Una scarica investì i gangster in ritirata, azzoppando due di loro lungo la strada. L'asfalto si colorò di rosso.

Mark contrasse il volto in una maschera di terrore. Ad urlare erano i suoi, non gli avversari. Ebbe un momento di abbattimento e confusione, ma si riprese subito. Afferrò l'Uzi dal sedile laterale e lo caricò sbrigativamente. Poi accese il motore e accelerò, spostandosi in direzione dei feriti.

Recuperò un briciolo di razionalità. "Devo far loro da scudo, cosicché si possano riparare", stabilì. La puzza di bruciato si faceva più intensa.

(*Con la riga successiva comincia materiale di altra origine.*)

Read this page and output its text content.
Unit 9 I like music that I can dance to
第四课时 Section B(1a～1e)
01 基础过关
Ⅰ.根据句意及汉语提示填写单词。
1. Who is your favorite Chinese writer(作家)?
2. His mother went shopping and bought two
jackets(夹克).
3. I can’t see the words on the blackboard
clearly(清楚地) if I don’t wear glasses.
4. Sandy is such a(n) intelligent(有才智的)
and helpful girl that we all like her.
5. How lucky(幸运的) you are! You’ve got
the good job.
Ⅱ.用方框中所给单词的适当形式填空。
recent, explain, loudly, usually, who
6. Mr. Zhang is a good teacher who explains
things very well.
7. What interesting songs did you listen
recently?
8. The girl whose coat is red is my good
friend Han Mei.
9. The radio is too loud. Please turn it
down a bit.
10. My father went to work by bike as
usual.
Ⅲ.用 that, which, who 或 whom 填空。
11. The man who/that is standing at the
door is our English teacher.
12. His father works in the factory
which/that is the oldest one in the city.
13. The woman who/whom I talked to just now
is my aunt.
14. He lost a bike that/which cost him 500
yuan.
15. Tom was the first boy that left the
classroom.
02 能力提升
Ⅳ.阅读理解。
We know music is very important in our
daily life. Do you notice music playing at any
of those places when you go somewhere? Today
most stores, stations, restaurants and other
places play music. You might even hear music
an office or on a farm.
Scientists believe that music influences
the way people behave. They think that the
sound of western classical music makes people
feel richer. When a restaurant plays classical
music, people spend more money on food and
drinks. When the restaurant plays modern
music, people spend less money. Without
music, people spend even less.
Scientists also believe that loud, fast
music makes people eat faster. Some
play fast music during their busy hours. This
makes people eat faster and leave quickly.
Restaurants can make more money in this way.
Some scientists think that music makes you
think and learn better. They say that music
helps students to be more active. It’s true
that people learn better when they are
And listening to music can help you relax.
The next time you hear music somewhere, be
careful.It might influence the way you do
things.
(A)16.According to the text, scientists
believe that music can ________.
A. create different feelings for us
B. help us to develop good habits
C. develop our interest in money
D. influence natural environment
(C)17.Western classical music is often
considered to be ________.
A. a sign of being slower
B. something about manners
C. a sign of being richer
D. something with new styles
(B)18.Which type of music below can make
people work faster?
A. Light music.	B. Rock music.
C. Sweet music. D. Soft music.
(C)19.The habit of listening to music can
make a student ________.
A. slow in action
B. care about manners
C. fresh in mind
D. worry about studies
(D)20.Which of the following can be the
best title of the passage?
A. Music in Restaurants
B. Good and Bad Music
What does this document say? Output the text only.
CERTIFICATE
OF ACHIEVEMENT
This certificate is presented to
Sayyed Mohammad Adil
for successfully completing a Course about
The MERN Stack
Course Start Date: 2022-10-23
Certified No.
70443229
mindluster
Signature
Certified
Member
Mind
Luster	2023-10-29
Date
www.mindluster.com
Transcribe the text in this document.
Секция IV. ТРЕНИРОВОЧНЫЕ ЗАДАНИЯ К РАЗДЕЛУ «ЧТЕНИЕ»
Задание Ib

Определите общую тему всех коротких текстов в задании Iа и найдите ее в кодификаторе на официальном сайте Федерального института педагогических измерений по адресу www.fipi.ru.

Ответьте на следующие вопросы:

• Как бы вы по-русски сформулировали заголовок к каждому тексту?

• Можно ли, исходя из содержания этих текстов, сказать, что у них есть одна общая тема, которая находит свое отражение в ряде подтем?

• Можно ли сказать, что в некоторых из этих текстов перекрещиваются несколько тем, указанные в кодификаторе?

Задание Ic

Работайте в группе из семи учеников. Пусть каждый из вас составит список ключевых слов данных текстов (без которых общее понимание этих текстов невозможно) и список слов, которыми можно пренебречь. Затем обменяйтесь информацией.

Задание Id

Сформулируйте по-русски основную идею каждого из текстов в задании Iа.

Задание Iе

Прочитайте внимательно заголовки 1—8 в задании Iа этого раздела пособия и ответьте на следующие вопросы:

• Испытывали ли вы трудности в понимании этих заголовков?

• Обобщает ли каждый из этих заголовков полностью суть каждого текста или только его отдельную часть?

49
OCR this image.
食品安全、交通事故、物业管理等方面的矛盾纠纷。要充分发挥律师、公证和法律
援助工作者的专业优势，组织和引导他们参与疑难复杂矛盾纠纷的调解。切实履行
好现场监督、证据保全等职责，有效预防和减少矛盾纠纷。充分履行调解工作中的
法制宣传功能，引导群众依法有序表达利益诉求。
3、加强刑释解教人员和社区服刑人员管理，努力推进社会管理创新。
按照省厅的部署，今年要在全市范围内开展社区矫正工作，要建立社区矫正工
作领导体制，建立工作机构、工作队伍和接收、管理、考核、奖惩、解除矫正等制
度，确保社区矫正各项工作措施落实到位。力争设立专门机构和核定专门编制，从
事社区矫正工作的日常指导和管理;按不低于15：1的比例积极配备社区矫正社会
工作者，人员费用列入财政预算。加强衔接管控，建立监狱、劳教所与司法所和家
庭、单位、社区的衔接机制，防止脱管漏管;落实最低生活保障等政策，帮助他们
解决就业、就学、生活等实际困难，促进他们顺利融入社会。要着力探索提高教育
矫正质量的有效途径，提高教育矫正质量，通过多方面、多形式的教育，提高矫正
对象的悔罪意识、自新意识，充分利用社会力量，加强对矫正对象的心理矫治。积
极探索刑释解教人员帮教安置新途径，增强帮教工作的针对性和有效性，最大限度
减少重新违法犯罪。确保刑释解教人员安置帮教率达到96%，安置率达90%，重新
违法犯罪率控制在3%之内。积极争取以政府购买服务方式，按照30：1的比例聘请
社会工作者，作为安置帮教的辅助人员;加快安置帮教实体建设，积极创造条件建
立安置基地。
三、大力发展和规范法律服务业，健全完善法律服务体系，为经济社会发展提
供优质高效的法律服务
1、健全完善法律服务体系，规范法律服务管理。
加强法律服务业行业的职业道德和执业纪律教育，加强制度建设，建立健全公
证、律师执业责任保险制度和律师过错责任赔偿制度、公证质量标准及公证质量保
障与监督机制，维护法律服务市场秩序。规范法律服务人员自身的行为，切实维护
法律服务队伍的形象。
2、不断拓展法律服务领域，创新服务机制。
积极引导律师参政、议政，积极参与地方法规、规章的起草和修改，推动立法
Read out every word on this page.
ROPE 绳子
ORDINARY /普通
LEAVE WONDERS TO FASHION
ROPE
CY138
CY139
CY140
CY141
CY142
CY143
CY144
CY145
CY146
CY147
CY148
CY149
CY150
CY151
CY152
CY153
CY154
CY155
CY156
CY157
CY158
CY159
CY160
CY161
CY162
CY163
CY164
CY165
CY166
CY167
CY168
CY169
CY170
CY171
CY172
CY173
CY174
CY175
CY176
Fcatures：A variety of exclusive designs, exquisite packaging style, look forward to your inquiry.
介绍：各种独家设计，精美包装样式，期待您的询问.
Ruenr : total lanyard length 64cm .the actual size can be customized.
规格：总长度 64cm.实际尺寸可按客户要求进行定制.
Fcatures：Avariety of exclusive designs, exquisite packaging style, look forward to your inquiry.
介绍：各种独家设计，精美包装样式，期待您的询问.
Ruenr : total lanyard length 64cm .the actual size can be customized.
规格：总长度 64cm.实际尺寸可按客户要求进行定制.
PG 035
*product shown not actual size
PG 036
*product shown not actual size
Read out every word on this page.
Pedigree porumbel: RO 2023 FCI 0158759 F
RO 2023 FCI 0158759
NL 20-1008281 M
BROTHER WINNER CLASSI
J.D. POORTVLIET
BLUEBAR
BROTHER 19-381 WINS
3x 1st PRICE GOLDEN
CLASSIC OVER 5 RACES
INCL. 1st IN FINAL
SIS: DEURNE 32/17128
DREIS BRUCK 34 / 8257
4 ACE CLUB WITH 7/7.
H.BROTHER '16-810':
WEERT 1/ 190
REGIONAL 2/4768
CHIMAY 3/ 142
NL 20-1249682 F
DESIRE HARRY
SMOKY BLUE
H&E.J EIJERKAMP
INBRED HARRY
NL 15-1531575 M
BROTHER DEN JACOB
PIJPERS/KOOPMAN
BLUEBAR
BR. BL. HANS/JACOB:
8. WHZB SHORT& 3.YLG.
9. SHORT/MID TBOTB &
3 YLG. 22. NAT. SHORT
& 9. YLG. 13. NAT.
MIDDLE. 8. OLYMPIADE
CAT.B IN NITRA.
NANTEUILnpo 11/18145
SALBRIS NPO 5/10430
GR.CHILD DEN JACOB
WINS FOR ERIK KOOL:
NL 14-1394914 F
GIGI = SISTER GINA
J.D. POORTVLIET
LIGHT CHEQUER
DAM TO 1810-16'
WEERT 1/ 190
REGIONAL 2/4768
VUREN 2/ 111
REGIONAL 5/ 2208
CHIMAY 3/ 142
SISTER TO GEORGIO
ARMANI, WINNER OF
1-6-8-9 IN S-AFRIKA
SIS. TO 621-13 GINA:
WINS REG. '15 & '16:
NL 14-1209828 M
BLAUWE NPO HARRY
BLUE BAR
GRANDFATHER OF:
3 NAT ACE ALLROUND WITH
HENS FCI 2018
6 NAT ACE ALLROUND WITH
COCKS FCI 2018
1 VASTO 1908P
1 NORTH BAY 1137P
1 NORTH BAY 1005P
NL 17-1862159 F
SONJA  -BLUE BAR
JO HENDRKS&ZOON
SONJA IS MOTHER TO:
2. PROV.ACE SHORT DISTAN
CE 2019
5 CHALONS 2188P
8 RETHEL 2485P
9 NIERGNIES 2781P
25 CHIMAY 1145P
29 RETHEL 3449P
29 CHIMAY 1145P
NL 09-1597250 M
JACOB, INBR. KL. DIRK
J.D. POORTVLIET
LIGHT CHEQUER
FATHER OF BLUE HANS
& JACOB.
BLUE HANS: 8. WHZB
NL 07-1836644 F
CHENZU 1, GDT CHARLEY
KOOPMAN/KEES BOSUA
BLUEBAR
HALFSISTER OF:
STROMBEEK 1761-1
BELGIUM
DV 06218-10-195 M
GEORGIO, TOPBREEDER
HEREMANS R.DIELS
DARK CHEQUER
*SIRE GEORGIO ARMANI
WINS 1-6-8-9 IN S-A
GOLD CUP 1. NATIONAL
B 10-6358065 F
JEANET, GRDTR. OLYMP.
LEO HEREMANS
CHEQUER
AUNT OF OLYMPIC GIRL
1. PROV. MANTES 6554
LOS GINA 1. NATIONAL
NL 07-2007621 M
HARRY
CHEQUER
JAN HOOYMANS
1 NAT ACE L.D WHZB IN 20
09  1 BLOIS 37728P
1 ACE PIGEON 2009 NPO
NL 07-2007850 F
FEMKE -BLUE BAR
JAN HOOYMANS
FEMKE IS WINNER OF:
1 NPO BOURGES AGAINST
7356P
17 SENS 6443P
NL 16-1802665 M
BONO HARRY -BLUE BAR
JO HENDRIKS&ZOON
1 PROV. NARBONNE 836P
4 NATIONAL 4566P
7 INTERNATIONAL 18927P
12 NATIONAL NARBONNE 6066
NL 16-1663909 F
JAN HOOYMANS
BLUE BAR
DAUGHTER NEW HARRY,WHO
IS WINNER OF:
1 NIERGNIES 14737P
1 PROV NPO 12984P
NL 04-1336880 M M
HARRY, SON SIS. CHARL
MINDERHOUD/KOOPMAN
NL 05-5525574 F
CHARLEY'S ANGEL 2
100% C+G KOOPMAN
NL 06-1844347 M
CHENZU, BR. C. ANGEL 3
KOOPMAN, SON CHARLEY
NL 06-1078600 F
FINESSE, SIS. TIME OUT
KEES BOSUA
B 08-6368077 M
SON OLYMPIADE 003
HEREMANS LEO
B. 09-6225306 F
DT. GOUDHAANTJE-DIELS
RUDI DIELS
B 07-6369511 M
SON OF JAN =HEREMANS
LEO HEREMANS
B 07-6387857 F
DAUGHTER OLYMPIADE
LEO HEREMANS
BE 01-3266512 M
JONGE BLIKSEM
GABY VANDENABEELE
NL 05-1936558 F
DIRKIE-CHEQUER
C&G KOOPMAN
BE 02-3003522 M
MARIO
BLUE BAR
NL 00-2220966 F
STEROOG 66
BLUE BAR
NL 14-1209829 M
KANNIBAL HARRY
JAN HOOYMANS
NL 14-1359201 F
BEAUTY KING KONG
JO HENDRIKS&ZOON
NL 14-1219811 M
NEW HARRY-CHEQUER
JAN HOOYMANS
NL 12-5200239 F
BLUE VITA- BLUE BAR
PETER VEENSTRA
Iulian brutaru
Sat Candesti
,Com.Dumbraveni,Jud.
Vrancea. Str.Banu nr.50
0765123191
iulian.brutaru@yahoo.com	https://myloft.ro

Varie raffiche di mitra provenivano dai prefabbricati attorno a loro. I proiettili sibilavano nell'aria con fischi stridenti e i bossoli rimbalzavano nel cemento, come una violenta grandinata. Mark lanciò la berlina ad alta velocità, fino a inchiodare con un sobbalzo nei pressi del suo compagno ancora in fuga. Due proiettili l'avevano sfiorato e un rivolo di sangue sporcava la sua maglietta, rosicchiata dal passaggio delle pallottole. Prima che venisse colpito a morte, il socio si fiondò con un salto in avanti al riparo dietro l'auto. Gli shooter di Jacob iniziarono a svuotare caricatori sulla carrozzeria. I vetri oscurati e antiproiettili della Landyacht reggevano a malapena la fitta rete di cartucce.